Why Are Mobile Homes needed?

25 years ago, homes were affordable.

Today, they Are NOT.

This section is educational. It explains why the market for mobile homes has emerged over the past two decades. It is intended to be read by elected and appointed officials in central and local government, by media reporters and by other pundits who need to work out why NZ faces an affordable housing crisis, and what can be done about it.

  • In 1960 it took 10 years to buy a home
  • In 2000 it took 25 years to buy a home
  • In 2020 it takes 50 years to buy a home

If you take the median income and the median house price, and 33% of household income went to pay for a home, the median family could pay it off in 10 years in 1960. That rose to 25 years by 2000. Today it stands at 50 years. What happened?

It’s the perfect storm created almost exclusively by managerialism: the accretion of costs attached to subdivision of land, securing permission to build and the cost of building materials and labour.

Pecuniary Interest Masking as Public Interest

NZ lacks an effective system of checks and balances. As a result, pecuniary interest is able to be presented as public interest, with policy and regulation following. In the end, the cost of every law, every rule, is either paid for by the general public, or in the case of housing, by the person who buys or rents the home. This is the cause of unaffordable housing in NZ.

Land Costs

The RMA is supposed to enable people and communities to provide for their economic wellbeing, but it resulted in district plans that do not align population growth with developable land, thus land became an investment commodity.

Then, district plan rules began to be written in a complicated language inaccessible to ordinary people who found they needed to hire planning consultants at $300/hour. In many cases the consulting planners were formerly the planners who wrote the district plan.

Next, the councils began to require specialist reports on every detail. Reports that cost $300/hour to write and the council charged the applicant $160/hour to read. In the end, council says most plans get approved, but fails to see that all such charges are added to the cost of the land.

And it gets worse. Under the principle of user pays, planning departments have a monopoly where they charge not only fees, but levies, contributions and significant fines that are used to fund their salaries.

 

 

Building Costs

Once permission is granted to build, the paper costs are not over. The council Building Control Authority (BCA) must give consent to build. Whereas 20 years ago this was a simple process – submit basic plans, show compliance and pay typically a few hundred dollars to cover reading the plans and several inspections, with the introduction of the Building Act 2004, everything changed.

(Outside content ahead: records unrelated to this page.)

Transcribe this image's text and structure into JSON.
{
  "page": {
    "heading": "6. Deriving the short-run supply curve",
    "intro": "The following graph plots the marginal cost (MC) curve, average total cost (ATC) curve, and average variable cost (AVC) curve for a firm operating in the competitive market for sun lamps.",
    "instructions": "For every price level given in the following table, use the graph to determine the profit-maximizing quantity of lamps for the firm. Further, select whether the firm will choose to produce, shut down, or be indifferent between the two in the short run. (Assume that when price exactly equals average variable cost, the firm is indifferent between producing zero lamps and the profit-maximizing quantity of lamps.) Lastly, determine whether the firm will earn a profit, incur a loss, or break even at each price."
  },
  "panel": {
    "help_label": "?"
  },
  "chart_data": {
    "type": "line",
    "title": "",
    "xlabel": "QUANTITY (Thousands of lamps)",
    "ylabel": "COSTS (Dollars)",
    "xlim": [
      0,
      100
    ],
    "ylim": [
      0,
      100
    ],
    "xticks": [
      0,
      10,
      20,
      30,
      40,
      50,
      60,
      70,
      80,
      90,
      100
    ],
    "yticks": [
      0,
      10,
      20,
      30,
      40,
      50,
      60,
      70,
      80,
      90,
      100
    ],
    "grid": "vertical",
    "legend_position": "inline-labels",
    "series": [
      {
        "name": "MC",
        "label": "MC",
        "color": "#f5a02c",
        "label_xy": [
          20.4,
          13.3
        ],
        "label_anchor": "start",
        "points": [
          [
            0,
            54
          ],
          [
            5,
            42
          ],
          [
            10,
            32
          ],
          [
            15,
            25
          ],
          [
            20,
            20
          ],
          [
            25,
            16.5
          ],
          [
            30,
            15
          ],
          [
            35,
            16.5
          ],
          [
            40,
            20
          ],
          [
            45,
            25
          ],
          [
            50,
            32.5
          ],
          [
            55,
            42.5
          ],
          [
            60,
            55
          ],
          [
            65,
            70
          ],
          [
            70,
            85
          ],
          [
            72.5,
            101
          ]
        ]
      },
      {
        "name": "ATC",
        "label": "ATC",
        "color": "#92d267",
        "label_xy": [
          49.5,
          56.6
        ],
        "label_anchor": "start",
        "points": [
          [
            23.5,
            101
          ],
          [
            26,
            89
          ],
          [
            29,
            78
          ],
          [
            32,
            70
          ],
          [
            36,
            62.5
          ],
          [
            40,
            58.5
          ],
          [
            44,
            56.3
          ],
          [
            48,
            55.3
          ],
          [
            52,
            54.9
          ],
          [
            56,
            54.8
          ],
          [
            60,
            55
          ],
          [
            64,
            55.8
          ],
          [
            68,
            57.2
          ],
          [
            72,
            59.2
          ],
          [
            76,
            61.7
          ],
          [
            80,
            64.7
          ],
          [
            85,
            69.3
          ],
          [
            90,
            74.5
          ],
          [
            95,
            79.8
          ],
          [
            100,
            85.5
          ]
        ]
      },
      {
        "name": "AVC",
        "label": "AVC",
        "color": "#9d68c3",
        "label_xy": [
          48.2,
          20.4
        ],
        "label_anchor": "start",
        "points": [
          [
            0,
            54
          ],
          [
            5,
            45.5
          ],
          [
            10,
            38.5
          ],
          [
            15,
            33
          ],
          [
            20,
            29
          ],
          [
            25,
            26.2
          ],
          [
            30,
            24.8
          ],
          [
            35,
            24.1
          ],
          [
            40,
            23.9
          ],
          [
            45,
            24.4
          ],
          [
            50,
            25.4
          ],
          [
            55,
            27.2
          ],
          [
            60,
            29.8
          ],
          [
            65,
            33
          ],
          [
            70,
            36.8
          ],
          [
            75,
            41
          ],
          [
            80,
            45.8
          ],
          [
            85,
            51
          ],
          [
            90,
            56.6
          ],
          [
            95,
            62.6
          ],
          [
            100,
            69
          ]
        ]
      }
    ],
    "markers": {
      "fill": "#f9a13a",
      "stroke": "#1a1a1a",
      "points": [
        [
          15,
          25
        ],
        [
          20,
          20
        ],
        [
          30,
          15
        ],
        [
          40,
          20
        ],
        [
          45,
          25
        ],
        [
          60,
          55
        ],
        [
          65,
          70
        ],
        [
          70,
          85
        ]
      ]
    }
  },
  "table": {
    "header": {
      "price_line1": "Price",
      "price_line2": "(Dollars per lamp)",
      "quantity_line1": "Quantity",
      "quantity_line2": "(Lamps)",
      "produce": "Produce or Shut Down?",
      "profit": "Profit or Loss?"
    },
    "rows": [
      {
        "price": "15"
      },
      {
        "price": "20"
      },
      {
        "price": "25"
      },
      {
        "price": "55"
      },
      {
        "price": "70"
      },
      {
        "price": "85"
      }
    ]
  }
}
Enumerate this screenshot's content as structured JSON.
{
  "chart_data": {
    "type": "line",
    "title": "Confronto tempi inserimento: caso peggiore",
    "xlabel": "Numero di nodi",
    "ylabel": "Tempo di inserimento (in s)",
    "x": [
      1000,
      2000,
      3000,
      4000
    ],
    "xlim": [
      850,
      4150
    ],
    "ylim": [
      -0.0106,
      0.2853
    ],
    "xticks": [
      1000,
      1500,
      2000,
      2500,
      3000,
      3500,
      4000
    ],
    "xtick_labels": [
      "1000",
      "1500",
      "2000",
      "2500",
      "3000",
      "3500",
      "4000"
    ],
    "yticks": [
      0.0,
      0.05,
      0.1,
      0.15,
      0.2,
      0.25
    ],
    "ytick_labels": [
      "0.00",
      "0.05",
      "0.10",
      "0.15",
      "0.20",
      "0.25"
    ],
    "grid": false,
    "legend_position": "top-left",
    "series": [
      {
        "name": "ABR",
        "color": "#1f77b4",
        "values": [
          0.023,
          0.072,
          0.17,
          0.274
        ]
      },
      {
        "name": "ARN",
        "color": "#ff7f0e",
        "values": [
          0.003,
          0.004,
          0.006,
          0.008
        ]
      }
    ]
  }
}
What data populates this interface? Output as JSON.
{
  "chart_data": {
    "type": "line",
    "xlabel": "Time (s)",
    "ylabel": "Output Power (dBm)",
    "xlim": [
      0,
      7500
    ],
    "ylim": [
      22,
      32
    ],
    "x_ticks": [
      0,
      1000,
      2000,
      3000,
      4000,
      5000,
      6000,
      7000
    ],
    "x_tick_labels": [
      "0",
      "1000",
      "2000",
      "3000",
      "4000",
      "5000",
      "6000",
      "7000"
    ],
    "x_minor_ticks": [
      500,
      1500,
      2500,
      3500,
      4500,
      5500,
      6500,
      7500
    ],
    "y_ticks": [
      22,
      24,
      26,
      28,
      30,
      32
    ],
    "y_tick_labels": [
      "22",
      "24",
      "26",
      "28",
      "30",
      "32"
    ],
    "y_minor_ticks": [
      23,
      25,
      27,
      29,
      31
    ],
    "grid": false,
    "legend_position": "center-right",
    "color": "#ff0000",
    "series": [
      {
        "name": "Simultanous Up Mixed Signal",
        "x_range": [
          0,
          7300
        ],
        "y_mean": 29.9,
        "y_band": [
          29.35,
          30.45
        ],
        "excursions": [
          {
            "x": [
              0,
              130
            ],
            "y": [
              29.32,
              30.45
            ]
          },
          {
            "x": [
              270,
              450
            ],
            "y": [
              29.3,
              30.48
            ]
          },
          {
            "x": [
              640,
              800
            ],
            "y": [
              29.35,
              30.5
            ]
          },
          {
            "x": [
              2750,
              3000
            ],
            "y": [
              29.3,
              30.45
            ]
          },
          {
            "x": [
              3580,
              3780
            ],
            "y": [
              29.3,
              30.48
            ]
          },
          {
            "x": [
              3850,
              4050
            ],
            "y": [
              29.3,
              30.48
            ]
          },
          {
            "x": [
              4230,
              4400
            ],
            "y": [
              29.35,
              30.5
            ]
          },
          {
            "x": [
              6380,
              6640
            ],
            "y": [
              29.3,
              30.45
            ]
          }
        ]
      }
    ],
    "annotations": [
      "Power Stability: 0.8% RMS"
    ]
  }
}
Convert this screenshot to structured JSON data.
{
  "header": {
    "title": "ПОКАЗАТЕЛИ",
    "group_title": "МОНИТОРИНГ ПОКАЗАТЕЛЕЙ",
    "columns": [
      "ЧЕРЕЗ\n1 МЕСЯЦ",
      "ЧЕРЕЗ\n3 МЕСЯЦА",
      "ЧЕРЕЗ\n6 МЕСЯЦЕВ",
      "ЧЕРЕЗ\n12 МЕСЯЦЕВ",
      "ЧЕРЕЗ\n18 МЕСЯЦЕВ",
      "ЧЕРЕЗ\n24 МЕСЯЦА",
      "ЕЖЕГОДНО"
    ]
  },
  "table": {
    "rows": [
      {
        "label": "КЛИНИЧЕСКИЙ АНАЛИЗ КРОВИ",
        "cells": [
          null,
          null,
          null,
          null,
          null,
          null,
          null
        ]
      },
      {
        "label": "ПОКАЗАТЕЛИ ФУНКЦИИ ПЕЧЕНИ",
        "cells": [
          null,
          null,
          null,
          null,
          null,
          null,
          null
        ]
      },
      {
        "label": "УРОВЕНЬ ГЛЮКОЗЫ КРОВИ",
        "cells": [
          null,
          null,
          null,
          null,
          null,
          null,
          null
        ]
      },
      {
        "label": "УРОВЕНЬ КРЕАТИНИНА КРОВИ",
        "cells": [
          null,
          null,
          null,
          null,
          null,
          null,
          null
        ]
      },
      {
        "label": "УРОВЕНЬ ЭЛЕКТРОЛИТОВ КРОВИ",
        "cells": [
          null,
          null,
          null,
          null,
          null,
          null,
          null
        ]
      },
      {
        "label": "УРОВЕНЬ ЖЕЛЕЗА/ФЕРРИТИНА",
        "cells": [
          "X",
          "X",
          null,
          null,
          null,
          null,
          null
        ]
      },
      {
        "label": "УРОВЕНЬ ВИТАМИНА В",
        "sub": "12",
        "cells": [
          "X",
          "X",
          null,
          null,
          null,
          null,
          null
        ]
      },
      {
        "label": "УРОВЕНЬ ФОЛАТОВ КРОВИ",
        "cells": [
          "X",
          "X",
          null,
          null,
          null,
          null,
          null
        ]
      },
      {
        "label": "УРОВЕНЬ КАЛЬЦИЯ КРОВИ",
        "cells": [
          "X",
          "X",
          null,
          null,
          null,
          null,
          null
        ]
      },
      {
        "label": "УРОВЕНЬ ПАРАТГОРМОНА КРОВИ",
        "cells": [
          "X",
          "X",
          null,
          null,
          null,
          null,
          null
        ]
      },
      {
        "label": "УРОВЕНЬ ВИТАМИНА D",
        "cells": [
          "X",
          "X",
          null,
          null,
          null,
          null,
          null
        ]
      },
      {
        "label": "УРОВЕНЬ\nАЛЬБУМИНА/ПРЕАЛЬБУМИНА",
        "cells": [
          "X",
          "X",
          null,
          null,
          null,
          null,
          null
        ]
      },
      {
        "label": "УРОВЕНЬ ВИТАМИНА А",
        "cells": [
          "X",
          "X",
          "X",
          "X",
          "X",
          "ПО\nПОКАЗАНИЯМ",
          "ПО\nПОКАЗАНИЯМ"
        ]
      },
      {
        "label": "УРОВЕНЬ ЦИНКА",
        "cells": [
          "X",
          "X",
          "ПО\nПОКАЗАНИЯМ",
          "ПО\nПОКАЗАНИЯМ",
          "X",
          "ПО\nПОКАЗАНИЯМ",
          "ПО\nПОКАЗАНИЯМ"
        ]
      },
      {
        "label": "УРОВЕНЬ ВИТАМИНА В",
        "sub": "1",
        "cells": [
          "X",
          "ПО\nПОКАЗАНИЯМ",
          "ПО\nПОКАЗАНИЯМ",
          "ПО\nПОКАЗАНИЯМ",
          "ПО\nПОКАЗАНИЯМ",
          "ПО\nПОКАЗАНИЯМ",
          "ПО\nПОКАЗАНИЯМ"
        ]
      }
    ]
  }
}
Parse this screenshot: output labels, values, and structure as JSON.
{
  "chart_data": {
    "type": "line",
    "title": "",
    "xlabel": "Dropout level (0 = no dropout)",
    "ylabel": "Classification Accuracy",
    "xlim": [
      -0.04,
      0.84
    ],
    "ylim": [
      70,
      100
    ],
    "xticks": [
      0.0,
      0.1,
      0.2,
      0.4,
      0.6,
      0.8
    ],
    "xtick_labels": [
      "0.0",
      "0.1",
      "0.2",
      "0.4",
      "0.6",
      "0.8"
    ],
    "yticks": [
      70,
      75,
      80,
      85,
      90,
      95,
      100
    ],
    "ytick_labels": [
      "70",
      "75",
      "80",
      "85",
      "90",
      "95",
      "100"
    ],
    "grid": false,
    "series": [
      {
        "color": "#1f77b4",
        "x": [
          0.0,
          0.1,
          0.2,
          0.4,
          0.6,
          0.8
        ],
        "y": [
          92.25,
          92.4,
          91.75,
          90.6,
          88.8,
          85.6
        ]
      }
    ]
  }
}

The Act was adopted reactively. Mainstream establishment building material companies had promoted new products – most notably dried sapwood timber that rotted when exposed to a moisture content of 27%. Leaky home crisis was a master-class in deflection. The dominant players blamed cowboys when in fact they had lobbied for more self-regulation to promote what proved to be substandard cladding that did away with of rain protective design. The businesses guilty of substandard construction were liquidated, their owners protected by limited liability, leaving councils exposed under joint and several liability. In other words, it was a failure of ministry managers who drafted the 1991 Act and 1992 Code that ultimately passed liability on to ratepayers.

In response to the rotting home crisis, the government passed the Building Act 2004 that is welfare for architects, engineers and other consulting experts. It created a new class of licensed building practitioners that saw hourly rates triple and quadruple. Every detail has to be set out, adding tens of thousands of dollars to building consent applications, and delays that can take months, even years to get approval.

It gets worse. The trade associations were invited by MBIE to sit on the committees that write the regulations. Naturally, they represent the pecuniary interest of their members. Arguing that NZ conditions are unique, in a nation the size and population of the US state of Colorado, any overseas or startup innovation must face a huge proof-of-compliance cost before the first product is sold. This created Fortress New Zealand where competition is suppressed.

These problems are too large for the industry to change. The industry emerged because mobile homes are not structures under the RMA and not buildings under the Building Act. Thus, its costs are the same as homes used to be: actual materials, actual labour, cost of a factory and a reasonable margin.

It is essential is to ensure mobile homes do not become entangled in the regulatory monopoly that adds cost with no true benefit.  The products are well designed and made in factories at a rate of ten a month. If its not broken, don’t try to fix it applies to our industry. It works.